Mother Nature doesn’t hold press conferences, but she does keep receipts. Part one of my sustainability essay will publish here later today.




"Hard coral walls ... [reduce] wave energy by 97 percent, protecting Miami, Fort Lauderdale, and Key West from storm surge."
Trump didn't see fit to attend or send an official delegation to the COP30 climate change conference in Brazil, meeting until November 20. Governor Gavin Newsom of California has attended in an unofficial capacity, but his hands are tied, as he can't really speak for the US.
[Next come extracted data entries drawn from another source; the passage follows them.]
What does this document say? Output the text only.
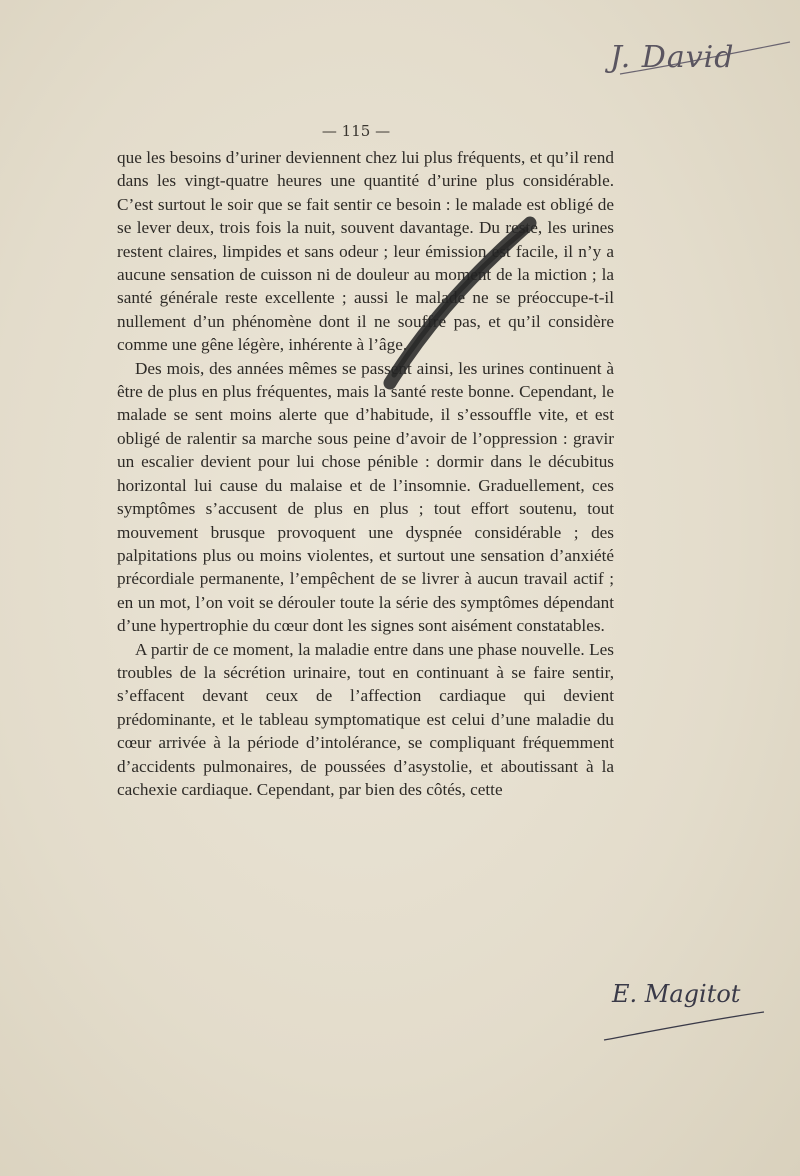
J. David
— 115 —

que les besoins d’uriner deviennent chez lui plus fréquents, et qu’il rend dans les vingt-quatre heures une quantité d’urine plus considérable. C’est surtout le soir que se fait sentir ce besoin : le malade est obligé de se lever deux, trois fois la nuit, souvent davantage. Du reste, les urines restent claires, limpides et sans odeur ; leur émission est facile, il n’y a aucune sensation de cuisson ni de douleur au moment de la miction ; la santé générale reste excellente ; aussi le malade ne se préoccupe-t-il nullement d’un phénomène dont il ne souffre pas, et qu’il considère comme une gêne légère, inhérente à l’âge.

Des mois, des années mêmes se passent ainsi, les urines continuent à être de plus en plus fréquentes, mais la santé reste bonne. Cependant, le malade se sent moins alerte que d’habitude, il s’essouffle vite, et est obligé de ralentir sa marche sous peine d’avoir de l’oppression : gravir un escalier devient pour lui chose pénible : dormir dans le décubitus horizontal lui cause du malaise et de l’insomnie. Graduellement, ces symptômes s’accusent de plus en plus ; tout effort soutenu, tout mouvement brusque provoquent une dyspnée considérable ; des palpitations plus ou moins violentes, et surtout une sensation d’anxiété précordiale permanente, l’empêchent de se livrer à aucun travail actif ; en un mot, l’on voit se dérouler toute la série des symptômes dépendant d’une hypertrophie du cœur dont les signes sont aisément constatables.

A partir de ce moment, la maladie entre dans une phase nouvelle. Les troubles de la sécrétion urinaire, tout en continuant à se faire sentir, s’effacent devant ceux de l’affection cardiaque qui devient prédominante, et le tableau symptomatique est celui d’une maladie du cœur arrivée à la période d’intolérance, se compliquant fréquemment d’accidents pulmonaires, de poussées d’asystolie, et aboutissant à la cachexie cardiaque. Cependant, par bien des côtés, cette

E. Magitot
You'd think Trump would be interested as someone with an expensive residence on the coast of Florida.
Apparently not.
But I bet he'd be first in line to collect federal funds for storm / surge damage.
When those Floridians who sat back and watched the destruction of the coral reef begin to migrate North, should we lock them up and send them to prisons in Texas? It's not nice to fool or harm Mother Nature but it is one thing to cut down a tree for a better view, quite another to participate in the destruction of the once beautiful coral reefs. While we're at it, let's add the disregard for the Everglades Noem, Desantis, et al had in building the cutely named Alligator Alcatraz. If hell is our worst fears, then those who built that prison will be terrorized by tropical reptiles and insects for eternity. God bless 'em. Buh-bye.